In Mohrenweiser, this court found that the parties' written agreement for the purchase of a farm was an "unenforceable agreement to agree in the future." 573 N.W.2d at 707. In finding the agreement unenforceable, this court first noted that the agreement only listed the approximate acreage for purchase, price per acre, down payment, and "a few other purchase terms." Id. This court then pointed to language in the agreement, finding that the following two phrases depicted "future actions and agreements between the parties": (1) "outlining the terms of a future transaction regarding the purchase of a parcel of land" and (2) "the parties agree to proceed forward with a formal agreement." Id; see also Hansen v. Phillips Beverage Co., 487 N.W.2d 925, 927 (Minn.App. 1992) (holding parties' agreement to "nonbinding offer" was an unenforceable letter of intent to negotiate in good faith in future).
Here, the agreement states that "[d]etails of purchase will be finalized in the coming months." Generally, "details" is defined as "1. [The] individual part[s] or item[s]; [the] particulars]. ... 2. [The] particulars considered individually and in relation to a whole." American Heritage, supra, at 493. And "finalized" is defined as "To put into final form; complete." Id. at 659. This language clearly shows the "purchase agreement" is not final as to a sale of real estate. Rather, aside from the parties' loan agreement, it constitutes an unenforceable agreement to agree to the purchase of land in the future.
Other parol evidence supports our interpretation. In a series of text messages between appellant and respondent, which were admitted at trial, appellant asked respondent if he was interested in purchasing some hunting land from appellant. Respondent replied: "Yes I am. What are you looking at?" Appellant eventually replied: "Here's my problem. I have to pay on my back property taxes soon. I thought I could come up with it, but things were slow at the bus company. If I don't meet the deadline, they're going to take all the property. I need like $9000." Importantly, respondent then asked: "When is the deadline? What do you want to sell?" and appellant replied: "Thursday. We can work out the details once the crisis is over." Respondent answered that he had the money and would "need some details to sell [his] wife." After that exchange, the parties met at Burger King to draft the agreement. Both parties signed the agreement at that time, and respondent wrote appellant a check for $11,200 with the words "property tax" in the subject line. At trial, respondent testified that after the parties' Burger King meeting, respondent tried to reach appellant multiple times to "finalize the agreement."
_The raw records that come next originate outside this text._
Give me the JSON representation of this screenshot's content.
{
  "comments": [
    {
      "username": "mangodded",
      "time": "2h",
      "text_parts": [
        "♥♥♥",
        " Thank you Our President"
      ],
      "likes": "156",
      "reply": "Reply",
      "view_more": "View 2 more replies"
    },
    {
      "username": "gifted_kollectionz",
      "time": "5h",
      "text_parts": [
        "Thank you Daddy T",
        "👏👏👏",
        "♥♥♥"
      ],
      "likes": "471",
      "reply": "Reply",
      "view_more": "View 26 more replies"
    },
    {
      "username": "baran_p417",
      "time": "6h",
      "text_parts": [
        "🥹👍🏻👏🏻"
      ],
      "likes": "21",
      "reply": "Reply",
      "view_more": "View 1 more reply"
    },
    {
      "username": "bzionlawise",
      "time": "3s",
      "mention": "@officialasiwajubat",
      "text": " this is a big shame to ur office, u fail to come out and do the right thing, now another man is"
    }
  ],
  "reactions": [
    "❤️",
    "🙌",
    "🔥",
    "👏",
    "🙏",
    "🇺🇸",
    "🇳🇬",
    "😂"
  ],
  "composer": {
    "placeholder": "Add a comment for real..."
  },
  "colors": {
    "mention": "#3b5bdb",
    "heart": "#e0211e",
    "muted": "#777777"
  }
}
Appellant needed money, having only two days to pay property taxes on his entire property. Respondent needed written assurances that if he gave appellant money, appellant would finalize a purchase agreement for the sale of some of his land; or, at a minimum, assurances that respondent could recoup his money. The check was therefore not a down payment. There is no mutual obligation regarding the purchase and sale of real estate.
In sum, the parties formed a contract for a loan and an unenforceable agreement to agree in the future.
Reversed.
[*] Retired judge of the Minnesota Court of Appeals, serving by appointment pursuant to Minn. Const, art. VI, § 10.